Club Profile: Black Student Union

Photograph by Cullen Avent ’23

Cullen Avent ’23

Strake Jesuit’s Black Student Union, a club aiming to bridge the gap in the community between students of various ethnic backgrounds, kicked off its first meeting on September 20, recording an impressive turnout of 100 students. 

The goal of the BSU is to help “students gain a better understanding of the black community,” club president Julian Bugg ’23 said. “The Black Student Union brings students together.” Julian believes that ample room for progress remains, but his biggest goal for the BSU is to “better the experience of those coming after [him].” 

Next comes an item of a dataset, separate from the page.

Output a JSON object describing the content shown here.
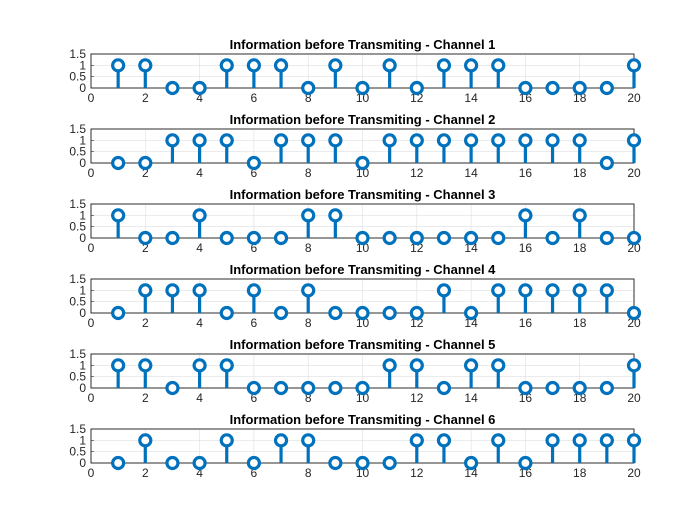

The club is doing so by hosting multiple “community interactive” events available to students of all ages and backgrounds, hoping to cultivate an appreciation for our multicultural environment at Jesuit, Bugg added. The most recent BSU was a Historical Black Colleges and University panel on October 17th open to all students interested in attending or learning more about historically black colleges and universities. 

In addition to building understanding, the BSU also serves as a resource for freshmen students longing for a sense of friendship, community, and even brotherhood.

“I felt like I made a connection with the other members of the black community here at Jesuit,” freshman Logan Wallace said. 

Coach Sam, the BSU co-moderator, reinforces these beliefs, noting that “[His] role is to support student leaders in creating a space with Black students at Jesuit can feel known, and ultimately grow in comfort and confidence in how God has uniquely created them.”

The club operates using a leadership board composed of sophomores, juniors, and seniors, each of whom, Bugg notes, plays an active role in the Strake Jesuit community, interacting with both students and teachers. The majority of the students on the leadership board joined as freshmen and sophomores in pursuit of the same sense of brotherhood that they now hope to share with others.

“I want to inspire students into joining the Black Student Union the same way I was,” said senior and club treasurer Enofom Nkeme.

Recently, leadership council member and senior Richard Dike lobbied for a change in the English curriculum to include more literature by African American authors. The BSU allowed Richard to find the medium between students and staff to hold an open conversation about his reasoning and how it would benefit African American students and the student body as a whole. 

The BSU’s care for others extends outside the walls of Jesuit. On October 22nd, multiple BSU members will attend the Kindred Stories “Book Buddy” event to volunteer with and read to younger children.